C'est dans ce livre, je ne dirai pas, dont nous rendons compte, on ne rend pas compte d'un pareil livre, on le lit et l'on dit aux autres: «Lisez-le!» c'est là que vous trouverez jaillissant, plaintive, à chaque ligne, une de ces grandes vérités morales que nos législateurs appellent un paradoxe: à savoir que la prétendue égalité devant la loi n'existe pas.

Égalité de la peine, bien entendu.

J'ai été lié avec le vieux docteur Larrey, celui que Napoléon, à son lit de mort, appelait le plus honnête homme de France, aussi lié qu'un jeune homme peut l'être avec un vieillard; eh bien, je comparerai l'inégalité de la punition morale à ce qu'il m'a dit de l'inégalité de la douleur physique.

Larrey était peut-être, depuis Esculape jusqu'à nous, l'homme qui avait coupé le plus de bras et le plus de jambes. Napoléon l'avait promené sur tous les champs de bataille de l'Europe, de Valladolid à Vienne, du Caire à Moscou, et Dieu sait la besogne qu'il lui avait donnée! Il avait amputé des Arabes, des Espagnols, des Français, des Prussiens, des Autrichiens, des Russes, des Cosaques.

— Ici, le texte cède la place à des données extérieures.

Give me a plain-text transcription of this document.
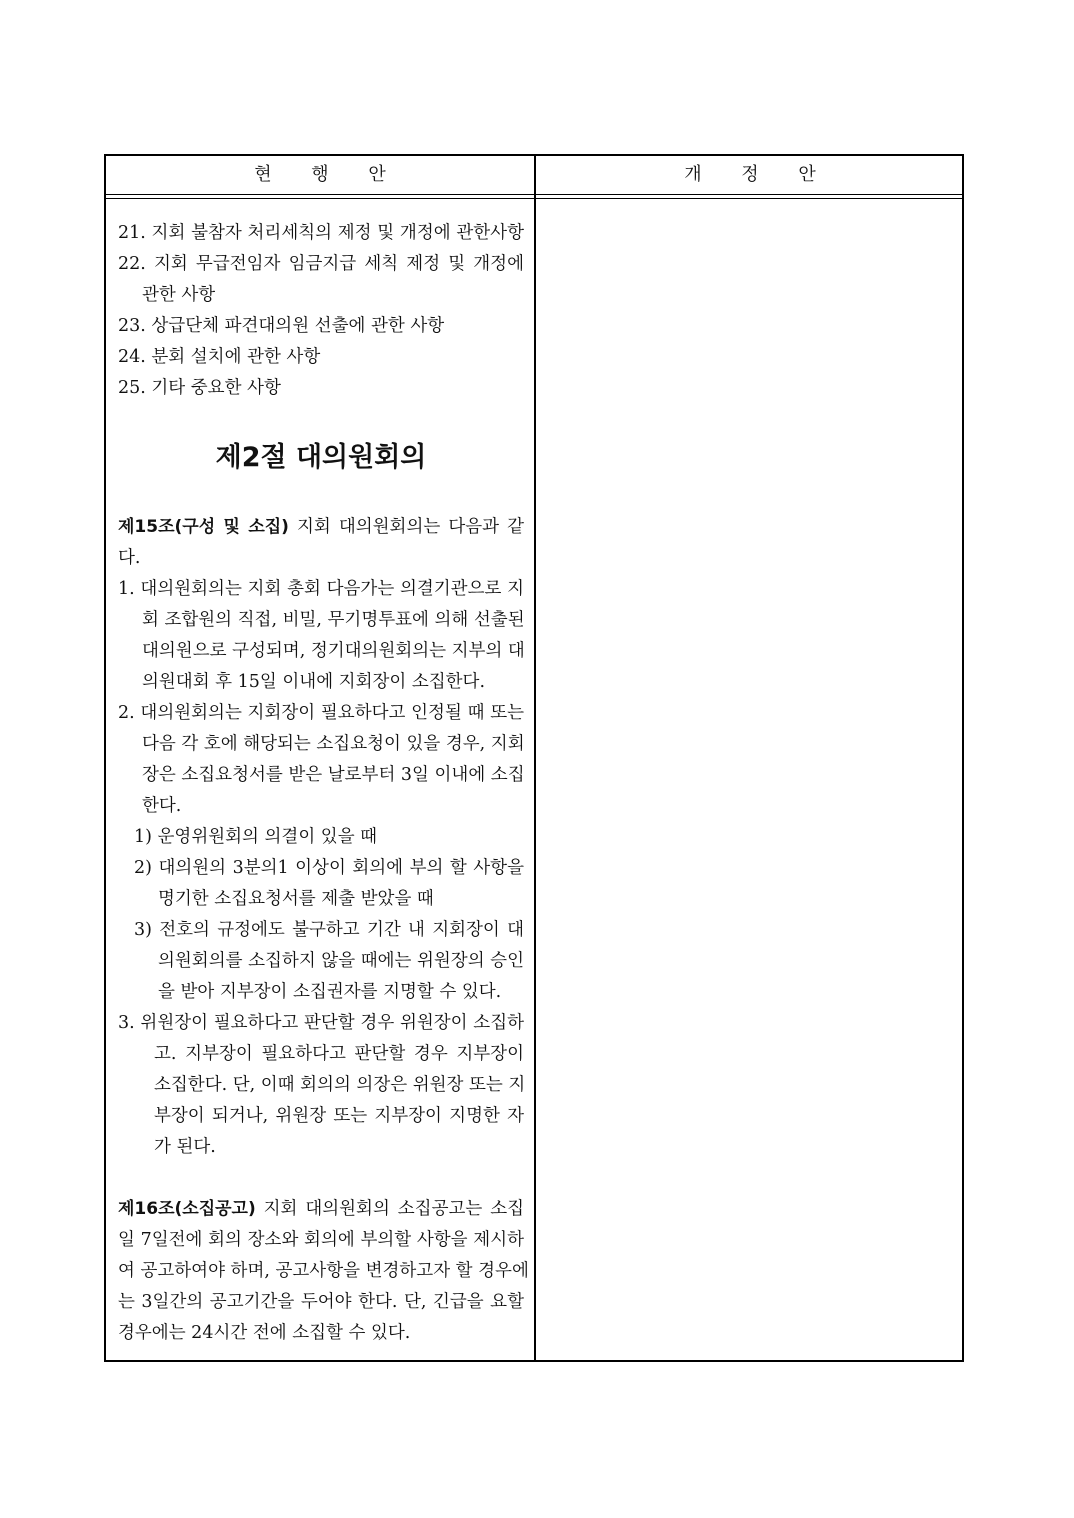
현 행 안	개 정 안
21. 지회 불참자 처리세칙의 제정 및 개정에 관한사항
22. 지회 무급전임자 임금지급 세칙 제정 및 개정에
관한 사항
23. 상급단체 파견대의원 선출에 관한 사항
24. 분회 설치에 관한 사항
25. 기타 중요한 사항
제2절 대의원회의
제15조(구성 및 소집) 지회 대의원회의는 다음과 같
다.
1. 대의원회의는 지회 총회 다음가는 의결기관으로 지
회 조합원의 직접, 비밀, 무기명투표에 의해 선출된
대의원으로 구성되며, 정기대의원회의는 지부의 대
의원대회 후 15일 이내에 지회장이 소집한다.
2. 대의원회의는 지회장이 필요하다고 인정될 때 또는
다음 각 호에 해당되는 소집요청이 있을 경우, 지회
장은 소집요청서를 받은 날로부터 3일 이내에 소집
한다.
1) 운영위원회의 의결이 있을 때
2) 대의원의 3분의1 이상이 회의에 부의 할 사항을
명기한 소집요청서를 제출 받았을 때
3) 전호의 규정에도 불구하고 기간 내 지회장이 대
의원회의를 소집하지 않을 때에는 위원장의 승인
을 받아 지부장이 소집권자를 지명할 수 있다.
3. 위원장이 필요하다고 판단할 경우 위원장이 소집하
고. 지부장이 필요하다고 판단할 경우 지부장이
소집한다. 단, 이때 회의의 의장은 위원장 또는 지
부장이 되거나, 위원장 또는 지부장이 지명한 자
가 된다.
제16조(소집공고) 지회 대의원회의 소집공고는 소집
일 7일전에 회의 장소와 회의에 부의할 사항을 제시하
여 공고하여야 하며, 공고사항을 변경하고자 할 경우에
는 3일간의 공고기간을 두어야 한다. 단, 긴급을 요할
경우에는 24시간 전에 소집할 수 있다.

Eh bien, il prétendait que la douleur n'était qu'une question de nerfs; que l'opération qui faisait jeter des cris aigus à l'homme irritable du Midi tirait parfois un soupir à l'organisation apathique de l'homme du Nord; que, couchés l'un à côté de l'autre sur leur lit de douleur, l'un mettait en morceaux, entre ses mâchoires crispées, un mouchoir ou une serviette, tandis que l'autre, fumant tranquillement, ne brisait pas même le tuyau de sa pipe.

À notre avis, il en est de même de la punition morale.